Con la colcha hasta la nariz, mira la habitación medio a oscuras, porque entra bastante luz de la calle, y se resigna: todo sigue igual que hace cuatro horas, cuando se acostó a dormir. Igual de pobre.

Hay charcos de agua en el contrapiso de cemento, agua que cae por las paredes de ladrillos sin revocar y tablones de madera donde faltan los ladrillos. “Si sigue lloviendo así voy a tener que poner más piedras arriba de las chapas”, piensa, mientras junta fuerzas para salir de la cama.

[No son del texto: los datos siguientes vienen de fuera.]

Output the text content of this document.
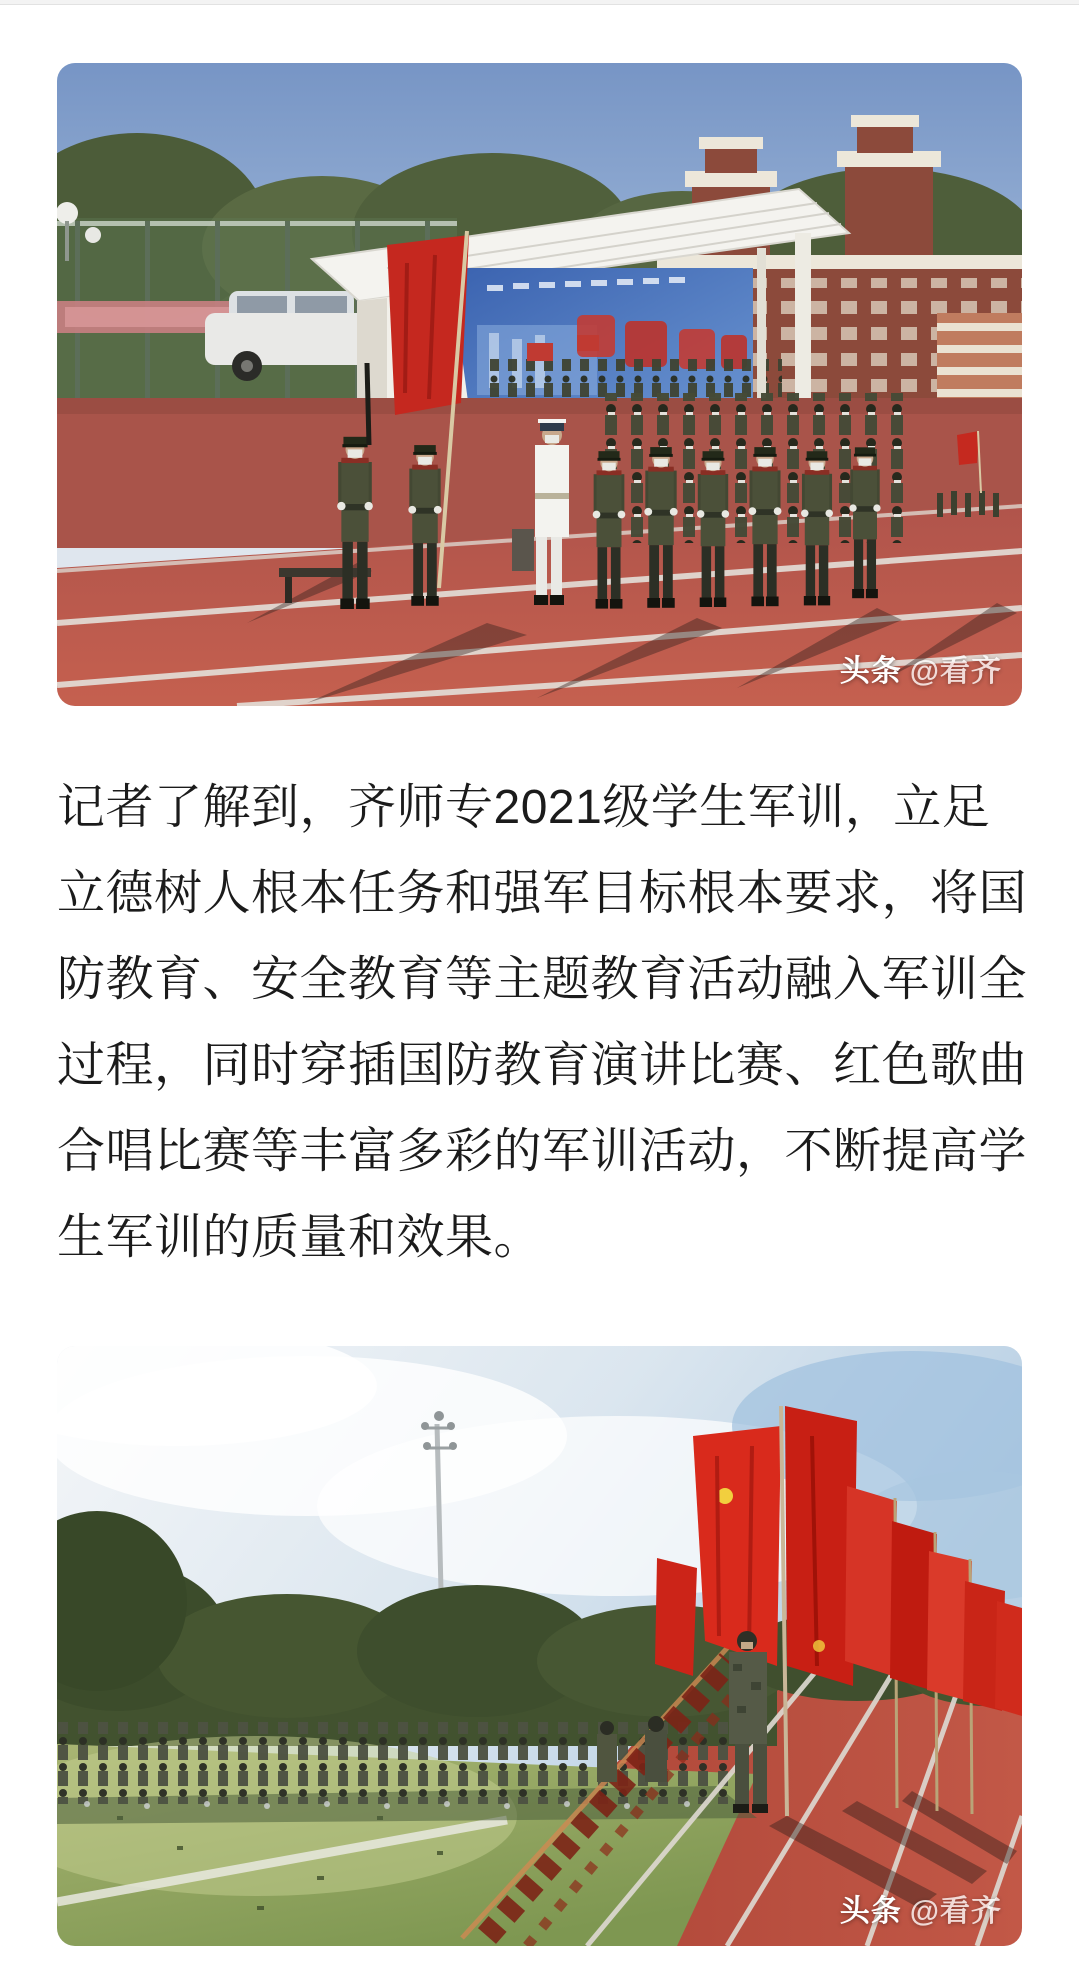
头条 @看齐
记者了解到，齐师专2021级学生军训，立足
立德树人根本任务和强军目标根本要求，将国
防教育、安全教育等主题教育活动融入军训全
过程，同时穿插国防教育演讲比赛、红色歌曲
合唱比赛等丰富多彩的军训活动，不断提高学
生军训的质量和效果。
头条 @看齐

Dos de los cinco niños no dejan de toser, como toda la noche. Así trató de dormir igual, de a ratos, entre toses y frío que pela.

Le acaricia la panza embarazada a su compañera dormida, o agotada, o desmayada del cansancio y piensa: “nunca la veo tan tranquila como cuando duerme y se olvida de todo”.

Vuelve a toser fuerte el más chiquito y es como un resorte que lo hace saltar de la cama. Se refriega las manos y las pone en forma de carpita para soplarles vapor con la boca. “¡Vamos, arriba, que no hay otra!”, se arenga así mismo y corre la cortina de tela que separa la pieza de la cocina. Una cocina donde se cocina poco. Pero hay una pava, agua en el tacho de plástico y la garrafa todavía tiene gas. Relojea arriba de la heladera, que funciona como una especie de despensa, y se tranquiliza cuando ve que hay yerba y azúcar.

Tres mates calentitos, todo lo que un hombre necesita para salir a pelearla de igual a igual.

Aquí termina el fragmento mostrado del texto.